Spam Traffic Returns after Holiday Break

Spam activity ceased almost completely over the holidays, but apparently vacation is over and spam is back in business.

Spammers are people too...apparently. They have families and want to take a vacation to spend quality time with them over the traditional holiday break just like everyone else. Or, at least that is the way that it appears if you follow the trends in spam traffic.

Spam volume dropped precipitously and inexplicably as of December 25. According to blog posts from both Symantec and Proofpoint, spam dropped to virtually zero beginning Christmas day and continued at that pace until this week. As of January 9, spam is once again alive and well.

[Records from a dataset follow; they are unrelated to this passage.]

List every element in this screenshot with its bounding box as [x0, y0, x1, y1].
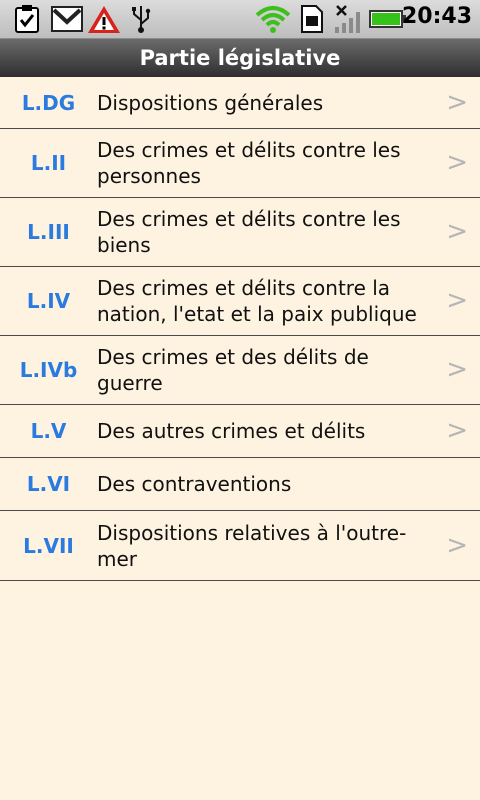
- item-label: Des crimes et délits contre la nation, l…: [97, 276, 417, 326]
- chevron-right-icon: >: [446, 415, 468, 446]
- item-label: Des crimes et délits contre les personne…: [97, 138, 401, 188]
- chevron-right-icon: >: [446, 216, 468, 247]
- list-item[interactable]: L.IVb Des crimes et des délits de guerre >: [0, 336, 480, 405]
- list-item[interactable]: L.IV Des crimes et délits contre la natio…: [0, 267, 480, 336]
- item-label: Des crimes et des délits de guerre: [97, 345, 369, 395]
- clipboard-icon[interactable]: [10, 3, 44, 35]
- chevron-right-icon: >: [446, 285, 468, 316]
- item-code: L.IVb: [19, 358, 78, 382]
- sim-icon: [298, 3, 326, 35]
- clock-time: 20:43: [401, 4, 472, 29]
- item-label: Des crimes et délits contre les biens: [97, 207, 401, 257]
- item-code: L.DG: [21, 90, 76, 115]
- chevron-right-icon: >: [446, 354, 468, 385]
- no-signal-icon: [332, 3, 364, 35]
- chevron-right-icon: >: [446, 529, 468, 560]
- usb-icon[interactable]: [126, 3, 156, 35]
- list-item[interactable]: L.V Des autres crimes et délits >: [0, 405, 480, 458]
- warning-icon[interactable]: [86, 3, 122, 35]
- status-bar: 20:43: [0, 0, 480, 38]
- item-code: L.VI: [26, 472, 71, 496]
- item-code: L.II: [30, 151, 67, 175]
- list-item[interactable]: L.VI Des contraventions: [0, 458, 480, 511]
- item-code: L.IV: [26, 289, 71, 313]
- item-label: Des contraventions: [97, 472, 292, 496]
- gmail-icon[interactable]: [50, 3, 84, 35]
- list-item[interactable]: L.VII Dispositions relatives à l'outre-me…: [0, 511, 480, 581]
- item-code: L.V: [30, 419, 67, 443]
- item-label: Des autres crimes et délits: [97, 419, 366, 443]
- chevron-right-icon: >: [446, 86, 468, 117]
- list-item[interactable]: L.II Des crimes et délits contre les pers…: [0, 129, 480, 198]
- section-list: L.DG Dispositions générales > L.II Des crime…: [0, 77, 480, 581]
- list-item[interactable]: L.III Des crimes et délits contre les bie…: [0, 198, 480, 267]
- item-label: Dispositions générales: [97, 90, 324, 115]
- item-label: Dispositions relatives à l'outre-mer: [97, 520, 407, 571]
- list-item[interactable]: L.DG Dispositions générales >: [0, 77, 480, 129]
- item-code: L.III: [27, 220, 70, 244]
- page-title: Partie législative: [0, 38, 480, 77]
- chevron-right-icon: >: [446, 147, 468, 178]
- wifi-icon: [254, 3, 292, 35]
- item-code: L.VII: [23, 533, 74, 558]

The Symantec blog outlines the scenario, "On December 25, 2010, Rustock, the largest of the spam botnets, went quiet. Why this happened, we don't know but what we do know is that global spam levels dropped massively as a result. MessageLabs Intelligence analysts did not expect this respite to last, and sadly we were right."

Meanwhile, the Proofpoint blog expresses very similar sentiments. "As they say, all things come to an end and, as expected, the unusual lull in spamming activity between Christmas and the new year seems to have come to an end early today."

Proofpoint describes the resurgent spam content. "The messages here still seem pretty heavy on pharma spam, but there are a few items that are possible phish, also a larger number of Asian language messages."

What does that mean for you? Well, it means that the spam purveyors apparently gave the world a holiday gift in the form of a brief respite from the constant deluge of pointless, and often malicious e-mails. But, it also means that the death of spam was too good to be true, and that it is still too soon to be scrapping your anti-spam defenses.

Thankfully, most PC spam filtering tools do at least an adequate--if not admirable--job of identifying and blocking spam messages. I probably receive a hundred or more spam e-mails per day, but it's rare that any of them make it to my Inbox. As long as they get caught and redirected to the Junkmail folder, all is well and I can simply delete the contents of the folder and go on with life.

On smartphones and tablets, however, spam filtering is much less mature--if it exists at all. On both my iPhone and my iPad, e-mail messages that are filtered to Junkmail on my PC end up cluttering the Inbox because there is no spam filtering capability for these devices. One solution is to switch to Web-based e-mail such as Google's Gmail which has robust spam filtering features built in.

I guess we should just be thankful for the holiday break, and keep our fingers crossed that the spammers have big plans for Spring Break as well.